Regardless of the specific underlying mechanism(s), our data indicate that the Noonan associated mutation, N308D, selectively tips the balance toward enhanced/prolonged ROCK signaling in the myocardium. Somewhat surprisingly, we found that ectopic expression of the SHP-2 variants associated with JMML (that exhibit even higher catalytic activity than the NS mutations) did not appear to disturb Rho/ROCK dependent actin remodeling or cardiac morphogenesis. This lack of effect on Rho signaling could be due to myriad potential differences between these variants including differential protein stability, tertiary structure, substrate accessibility, sub-cellular locale or initiation of altered negative feedback control pathways. Nonetheless, it will be of future interest to determine whether Rho/ROCK dys-regulation is involved in cases of NS or LS that result from alternative PTPN11 mutations or even in NS that results from Raf or SOS mutations as aberrant activation of these proteins would also likely impinge on the Rho pathway.

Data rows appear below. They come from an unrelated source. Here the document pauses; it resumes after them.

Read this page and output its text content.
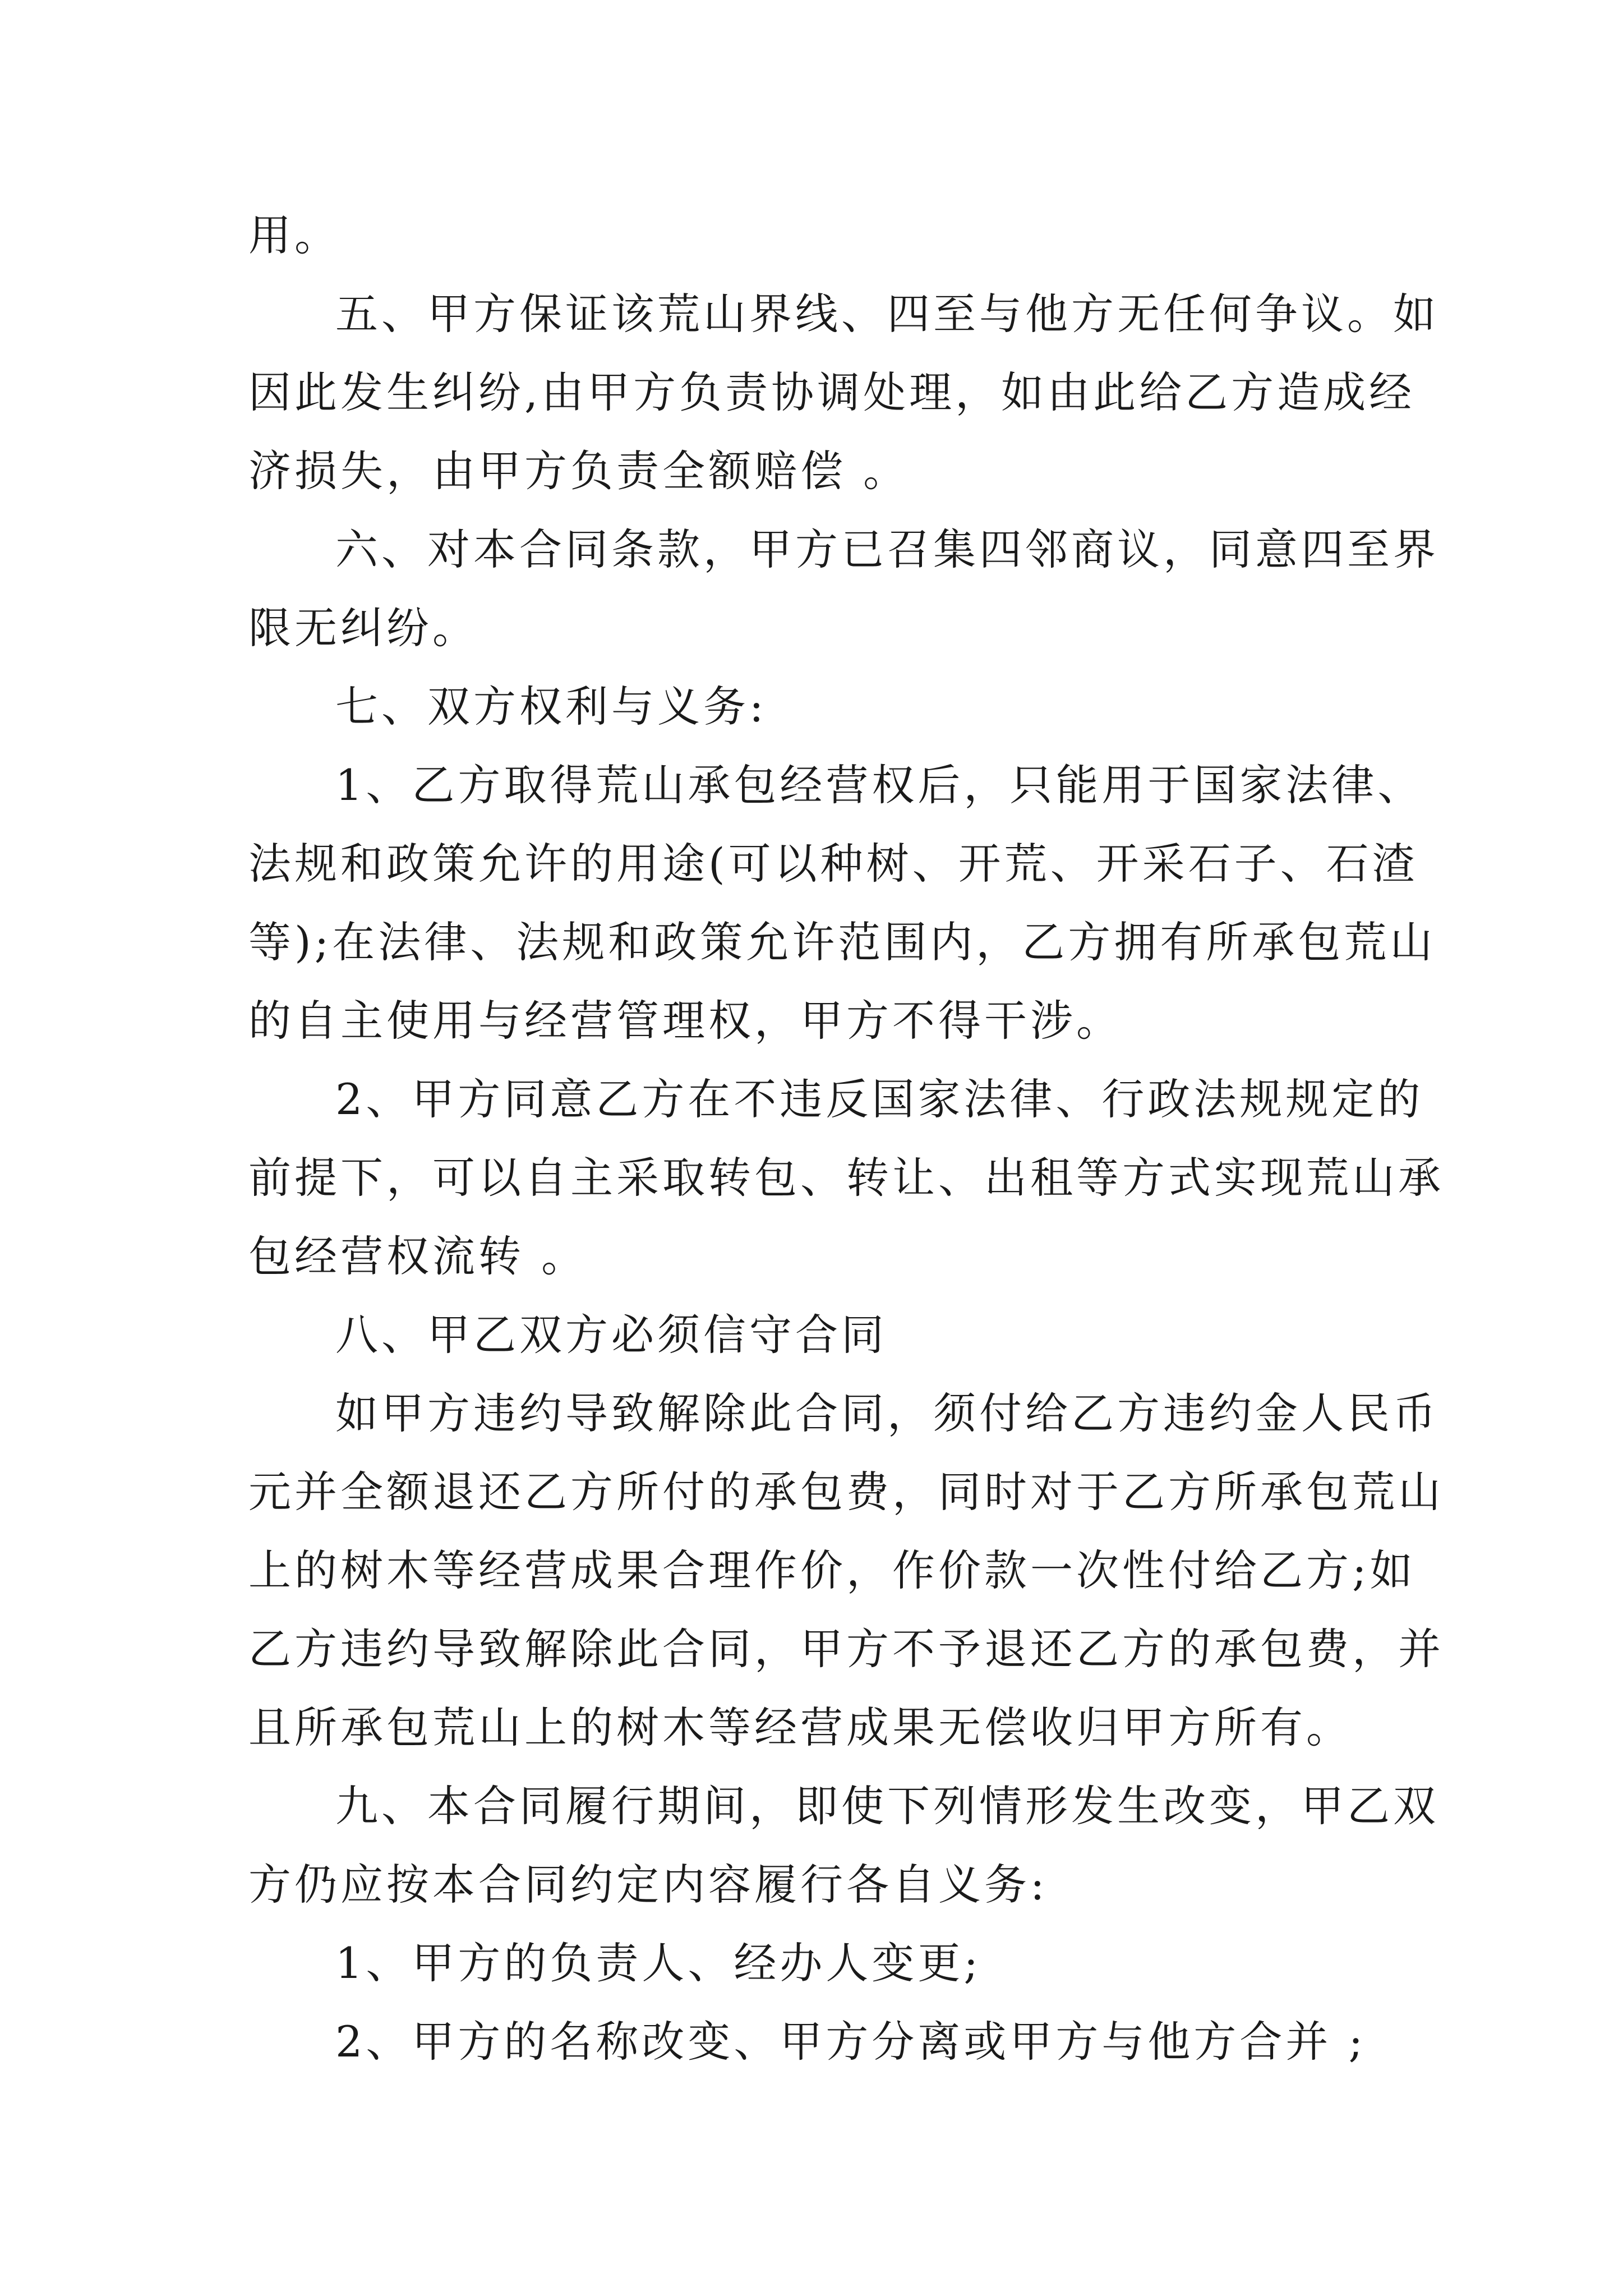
用。
五、甲方保证该荒山界线、四至与他方无任何争议。如
因此发生纠纷,由甲方负责协调处理，如由此给乙方造成经
济损失，由甲方负责全额赔偿 。
六、对本合同条款，甲方已召集四邻商议，同意四至界
限无纠纷。
七、双方权利与义务:
1、乙方取得荒山承包经营权后，只能用于国家法律、
法规和政策允许的用途(可以种树、开荒、开采石子、石渣
等);在法律、法规和政策允许范围内，乙方拥有所承包荒山
的自主使用与经营管理权，甲方不得干涉。
2、甲方同意乙方在不违反国家法律、行政法规规定的
前提下，可以自主采取转包、转让、出租等方式实现荒山承
包经营权流转 。
八、甲乙双方必须信守合同
如甲方违约导致解除此合同，须付给乙方违约金人民币
元并全额退还乙方所付的承包费，同时对于乙方所承包荒山
上的树木等经营成果合理作价，作价款一次性付给乙方;如
乙方违约导致解除此合同，甲方不予退还乙方的承包费，并
且所承包荒山上的树木等经营成果无偿收归甲方所有。
九、本合同履行期间，即使下列情形发生改变，甲乙双
方仍应按本合同约定内容履行各自义务:
1、甲方的负责人、经办人变更;
2、甲方的名称改变、甲方分离或甲方与他方合并 ;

An additional remarkable finding from this study was that regardless of the fact that the N308D SHP-2 variant was overexpressed throughout the entire animal, the only apparent defect was improper heart formation. We surmise that the nature of the specificity of the cardiac defects induced by N308D could relate to the fact that ROCK is particularly abundant in developing hearts and that precise regulation of this pathway is crucial for the appropriate regionalized co-ordination of myocyte growth and migration required for cardiac morphogenesis. We recently showed that despite the fact that cardiomyocytes contain sarcomeric actin arrays, they move in a polarized fashion that (like many cell types) involves protrusion and advancement of a stable leading edge lamellipodium. Whether, these cells are more sensitive to precise changes in ROCK-dependent actin remodeling during translocation of the cell body is an interesting question for future study. We are also pursuing the possibility that the cardiac selective effect of these variants arises from myocyte-specific control of signaling networks that ultimately lead to tissue-restricted dys-regulation of Rho/ROCK signaling.

Given the findings that ROCK inhibition can fully rescue cardiac malformations induced by SHP-2 variants,, we propose that novel treatment strategies with ROCK inhibitors might be efficacious for NS patients. In this regard, it is promising that the ROCK inhibitor, Fasudil, has been approved for use in adult patients to treat vascular defects and hypertension., However, since both ROCK1 and 2 are essential for mammalian development,, it is clear that further studies are required to define the precise treatment regimen capable of ameliorating cardiac morphogenetic defects without disrupting extra-cardiac organogenesis. It is likely that this will necessitate strict spatial and temporal control of ROCK inhibition.